Zxavian Harris

Profile
- Position: Defensive tackle

Personal information
- Born: October 22, 2003 (age 22)
- Listed height: 6 ft 8 in (2.03 m)
- Listed weight: 330 lb (150 kg)

Career information
- High school: Germantown (Gluckstadt, Mississippi)
- College: Ole Miss (2022–2025);
- NFL draft: 2026: undrafted

Career history
- New Orleans Saints (2026)*;
- * Offseason or practice squad member only
- Stats at Pro Football Reference

= Zxavian Harris =

American football player (born 2003)

Zxavian Emmanuel Harris (born October 22, 2003) is an American professional football defensive tackle. He played college football for the Ole Miss Rebels.

==Early life==
Zxavien Emmanuel Harris was born in Canton, Mississippi, and attended Germantown High School in nearby Gluckstadt, Mississippi. As a sophomore he recorded 62 tackles, 8.5 sacks and 17 quarterback hurries. Coming out of high school, Harris was rated as a four-star recruit and committed to play college football for the Ole Miss Rebels over schools such as Mississippi State, Alabama, Georgia, LSU and Tennessee.

==College career==
As a freshman in 2022, Harris appeared in all 13 games, notching three tackles. In week ten of the 2023 season, he blocked the game-tying field goal in a 38-35 win versus Texas A&M. During the 2023 season, Harris played in all 13 games where he recorded 30 tackles with three and a half being for a loss, and a blocked field goal.
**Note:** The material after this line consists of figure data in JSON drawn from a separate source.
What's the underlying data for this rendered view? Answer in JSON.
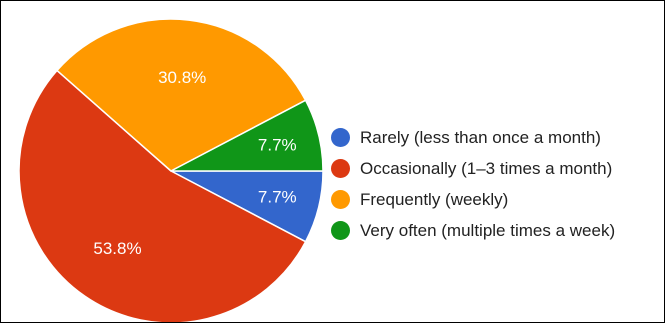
{
  "chart_data": {
    "type": "pie",
    "slices": [
      {
        "label": "Rarely (less than once a month)",
        "value": 7.7,
        "display": "7.7%",
        "color": "#3366cc"
      },
      {
        "label": "Occasionally (1–3 times a month)",
        "value": 53.8,
        "display": "53.8%",
        "color": "#dc3912"
      },
      {
        "label": "Frequently (weekly)",
        "value": 30.8,
        "display": "30.8%",
        "color": "#ff9900"
      },
      {
        "label": "Very often (multiple times a week)",
        "value": 7.7,
        "display": "7.7%",
        "color": "#109618"
      }
    ],
    "legend_position": "right"
  }
}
In 2024, he totaled 32 tackles with four and a half going for a loss, a sack and a half, and a forced fumble.

==Professional career==

Harris was the best available player not drafted in 2026 according to ESPN (ranked as the 63rd-best player and fifth-best defensive tackle). On May 1, 2026, the New Orleans Saints signed Harris as an undrafted free agent. He was waived by the Saints on August 8.

Pre-draft measurables
| Height | Weight | Arm length | Hand span | Wingspan |
| 6 ft 7+3⁄4 in (2.03 m) | 330 lb (150 kg) | 34+5⁄8 in (0.88 m) | 10 in (0.25 m) | 6 ft 11+3⁄4 in (2.13 m) |
All values from NFL Combine

==Personal life==
On July 16, 2023, Harris was arrested on multiple charges including a DUI, reckless driving, being a minor in possession, not using headlights and running a stop sign. He was arrested again on August 14, 2024, on charges of domestic violence and obstructing arrest.